You should have seen Mary, Alana and Robert. They scattered across the street, desperately gathering candy like little ants. It was hilarious! Daniel didn’t really engage because he was “too cool.” At one point, Robert looked at us with melted candy all over his mouth and said, “This is the best day ever!!!!”

[They wait...]

[And then, scatter!]

After the parade, we went to the picnic/BBQ and enjoyed some bratwursts, burgers and cheese nuggets. Meanwhile, the University of Wisconsin marching band put on an outstanding show right there at the park. They were dancing, singing and having such a great time. I’d say they’re probably one of the best marching bands I’ve ever heard. They were that good!

[The University of Wisconsin marching band]

[How embarrassing...we asked to take a pic with them!]

We went back to the house after that for some R&R before heading back out again for dinner at this amazing steakhouse. I can’t remember the name of it now but Dad claims it was the best steak he’s ever had. I had Walleye fish, which is apparently a northeastern specialty. It was yummy!

The following morning, we woke up bright and early for a very special day at the dairy farm. Jane has childhood friends who own this humongous dairy farm not too far away. At 7 a.m., we went to their house, where they served us a wonderful breakfast of fresh fruit, toast and coffee. Then, we made our way around the farm, seeing and doing so many things it’s hard to remember! This particular dairy farm is larger than most; they milk around 550 cows a day!

[I came and I conquered!]

[The family, Jane and Alana, and part owners of the farm]
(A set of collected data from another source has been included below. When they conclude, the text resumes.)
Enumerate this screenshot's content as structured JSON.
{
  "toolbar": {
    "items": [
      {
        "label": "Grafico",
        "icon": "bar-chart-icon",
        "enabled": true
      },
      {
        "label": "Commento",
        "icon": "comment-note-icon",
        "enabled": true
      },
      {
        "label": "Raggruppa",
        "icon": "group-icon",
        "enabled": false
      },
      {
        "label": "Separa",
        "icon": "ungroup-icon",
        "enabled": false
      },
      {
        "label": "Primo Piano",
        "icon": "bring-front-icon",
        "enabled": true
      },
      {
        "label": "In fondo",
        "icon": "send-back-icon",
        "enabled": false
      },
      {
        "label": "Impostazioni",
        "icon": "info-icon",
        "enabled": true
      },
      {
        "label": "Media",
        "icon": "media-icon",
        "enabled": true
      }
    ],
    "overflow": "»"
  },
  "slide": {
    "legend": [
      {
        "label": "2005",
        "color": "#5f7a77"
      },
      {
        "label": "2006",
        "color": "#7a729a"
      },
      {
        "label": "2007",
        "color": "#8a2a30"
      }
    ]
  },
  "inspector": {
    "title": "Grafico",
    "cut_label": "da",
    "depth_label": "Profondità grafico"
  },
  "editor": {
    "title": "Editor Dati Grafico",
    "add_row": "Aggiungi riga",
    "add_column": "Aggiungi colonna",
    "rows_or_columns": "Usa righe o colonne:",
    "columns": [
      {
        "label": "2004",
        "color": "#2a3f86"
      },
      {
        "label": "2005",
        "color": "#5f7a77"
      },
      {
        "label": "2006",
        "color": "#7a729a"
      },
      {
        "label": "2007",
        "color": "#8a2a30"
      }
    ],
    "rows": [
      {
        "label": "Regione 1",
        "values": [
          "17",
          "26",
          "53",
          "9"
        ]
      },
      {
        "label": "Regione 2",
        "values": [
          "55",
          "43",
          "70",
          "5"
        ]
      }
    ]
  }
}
Some of the things we saw included less than a day old calves, pregnant cows, bulls, milking machines, and so much more. I’ll let the pictures do most of the talking because the day was just filled to the brim with activities. I don’t think we could have gotten a more in-depth tour of the dairy farm from anywhere else. It was only through Jane’s connection that we got such a great experience. Thanks Jane!

[Daniel getting his hand sucked by a calf!]

[This is how cows are milked these days...]

[Robert going in for a closer look]

[Three generations of dairy farmers...and look at the curious cows on each side!]

[These calves were born that morning!! So, so, so cute]

[We all got a chance to feed the calves some electrolyte juice]

I've never lived in a small town before but after our stay with Jane in Wisconsin, I can definitely see the appeal. There's a real sense of community that you can't get in big cities throughout southern California. I absolutely love how Jane's old babysitter is now the owner of that dairy farm, her high school classmate was one of the lead singers in the polka band at the picnic and everyone was singing and dancing during the University of Wisconsin performances. This trip is definitely going in the books as one of the most memorable (minus the mosquitoes...I would gladly give up that memory!)